Tuesday, April 21, 2009

Adobe and Disney Make Big Announcement at NAB Conference

Well, to those of you already deep in the Flash community and/or understand how IPTV has been rolling out on both the PC screen and the TV screen, this will come as old news.

For those of you who have viewed Flash as kind of a superficial means to a more creative web site, this will expose the tool and the technology for what it truly is - a deeper, more interactive portal to a further reaching media experience. Beyond the small screen, beyond crappy intros.

Marketers who understand that you have to entertain, educate and offer it all in a very convenient, intuitive and interactive package will read this piece and rejoice. Marketers who are still stuck in a "push, push, push" mentality and still don't see the value of a highly interactive, audience driven 21st Century experience, will read this, scratch their head and continue wasting their budgets on antiquated techniques.

Flash developers, you might want to get ready, once these technologies start trickling out into the market, you will be busy, very busy. It will not stop with mobile and television. Think any connected screen anywhere. That is the missing detail from this story.

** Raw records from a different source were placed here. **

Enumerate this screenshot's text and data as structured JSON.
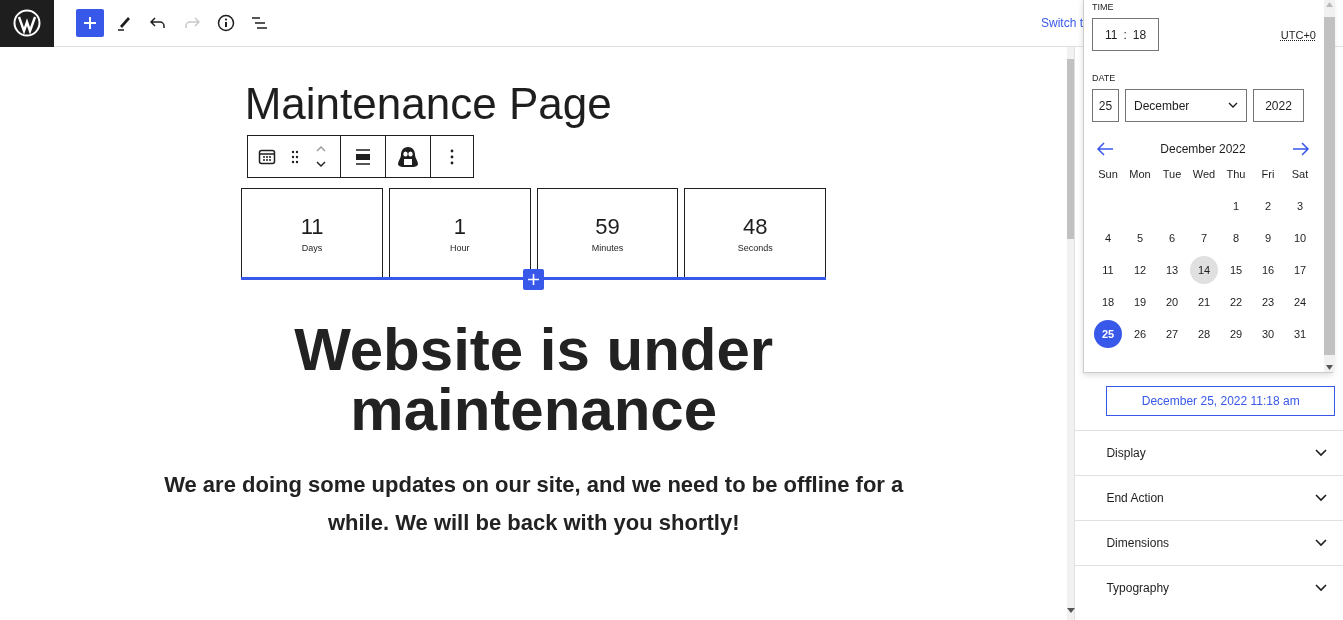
{
  "top_bar": {
    "switch_link": "Switch t"
  },
  "document": {
    "title": "Maintenance Page",
    "countdown": [
      {
        "value": "11",
        "label": "Days"
      },
      {
        "value": "1",
        "label": "Hour"
      },
      {
        "value": "59",
        "label": "Minutes"
      },
      {
        "value": "48",
        "label": "Seconds"
      }
    ],
    "heading": "Website is under maintenance",
    "paragraph": "We are doing some updates on our site, and we need to be offline for a while. We will be back with you shortly!"
  },
  "date_picker": {
    "time_label": "TIME",
    "hours": "11",
    "separator": ":",
    "minutes": "18",
    "timezone": "UTC+0",
    "date_label": "DATE",
    "day": "25",
    "month": "December",
    "year": "2022",
    "calendar_title": "December 2022",
    "weekdays": [
      "Sun",
      "Mon",
      "Tue",
      "Wed",
      "Thu",
      "Fri",
      "Sat"
    ],
    "weeks": [
      [
        {
          "day": "1",
          "today": false,
          "selected": false
        },
        {
          "day": "2",
          "today": false,
          "selected": false
        },
        {
          "day": "3",
          "today": false,
          "selected": false
        }
      ],
      [
        {
          "day": "4",
          "today": false,
          "selected": false
        },
        {
          "day": "5",
          "today": false,
          "selected": false
        },
        {
          "day": "6",
          "today": false,
          "selected": false
        },
        {
          "day": "7",
          "today": false,
          "selected": false
        },
        {
          "day": "8",
          "today": false,
          "selected": false
        },
        {
          "day": "9",
          "today": false,
          "selected": false
        },
        {
          "day": "10",
          "today": false,
          "selected": false
        }
      ],
      [
        {
          "day": "11",
          "today": false,
          "selected": false
        },
        {
          "day": "12",
          "today": false,
          "selected": false
        },
        {
          "day": "13",
          "today": false,
          "selected": false
        },
        {
          "day": "14",
          "today": true,
          "selected": false
        },
        {
          "day": "15",
          "today": false,
          "selected": false
        },
        {
          "day": "16",
          "today": false,
          "selected": false
        },
        {
          "day": "17",
          "today": false,
          "selected": false
        }
      ],
      [
        {
          "day": "18",
          "today": false,
          "selected": false
        },
        {
          "day": "19",
          "today": false,
          "selected": false
        },
        {
          "day": "20",
          "today": false,
          "selected": false
        },
        {
          "day": "21",
          "today": false,
          "selected": false
        },
        {
          "day": "22",
          "today": false,
          "selected": false
        },
        {
          "day": "23",
          "today": false,
          "selected": false
        },
        {
          "day": "24",
          "today": false,
          "selected": false
        }
      ],
      [
        {
          "day": "25",
          "today": false,
          "selected": true
        },
        {
          "day": "26",
          "today": false,
          "selected": false
        },
        {
          "day": "27",
          "today": false,
          "selected": false
        },
        {
          "day": "28",
          "today": false,
          "selected": false
        },
        {
          "day": "29",
          "today": false,
          "selected": false
        },
        {
          "day": "30",
          "today": false,
          "selected": false
        },
        {
          "day": "31",
          "today": false,
          "selected": false
        }
      ]
    ]
  },
  "sidebar": {
    "date_button": "December 25, 2022 11:18 am",
    "sections": [
      {
        "label": "Display",
        "expanded": false
      },
      {
        "label": "End Action",
        "expanded": false
      },
      {
        "label": "Dimensions",
        "expanded": false
      },
      {
        "label": "Typography",
        "expanded": false
      }
    ]
  }
}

Click on the excerpt below to visit the entire story on the New York Times web site.

Pulled from the New York Times...

Flash was once known primarily as the technology behind those niggling Web ads in the 1990s that gyrated and flickered on the screen. Today, it is a ubiquitous but behind-the-scenes Web format used to display Facebook applications, interactive ads and, most notably, the video on sites like YouTube and Hulu.com.

Now Adobe Systems, which owns the technology and sells the tools to create and distribute it, wants to extend Flash’s reach even further. On Monday, Adobe’s chief executive, Shantanu Narayen, will announce at the annual National Association of Broadcasters convention in Las Vegas that Adobe is extending Flash to the television screen. He expects TVs and set-top boxes that support the Flash format to start selling later this year.

For consumers, what sounds like a bit of inconsequential Internet plumbing actually means that a long overhyped notion is a step closer to reality: viewing a video clip or Internet application on a TV or mobile phone.

For Hollywood studios and other content creators, a single format for Web video is even more enticing. It means they can create their entertainment once in Flash — as the animated documentary “Waltz With Bashir,” from Sony Pictures Classics, was made — and distribute it cheaply throughout the expanding ecosystem of digital devices.

“Coming generations of consumers clearly expect to get their content wherever they want on it, on any device, when they want it,” said Bud Albers, the chief technology officer of the Disney Interactive Media Group, who will join Adobe executives at the convention to voice Disney’s support for the Flash format. “This gets us where we want to go.”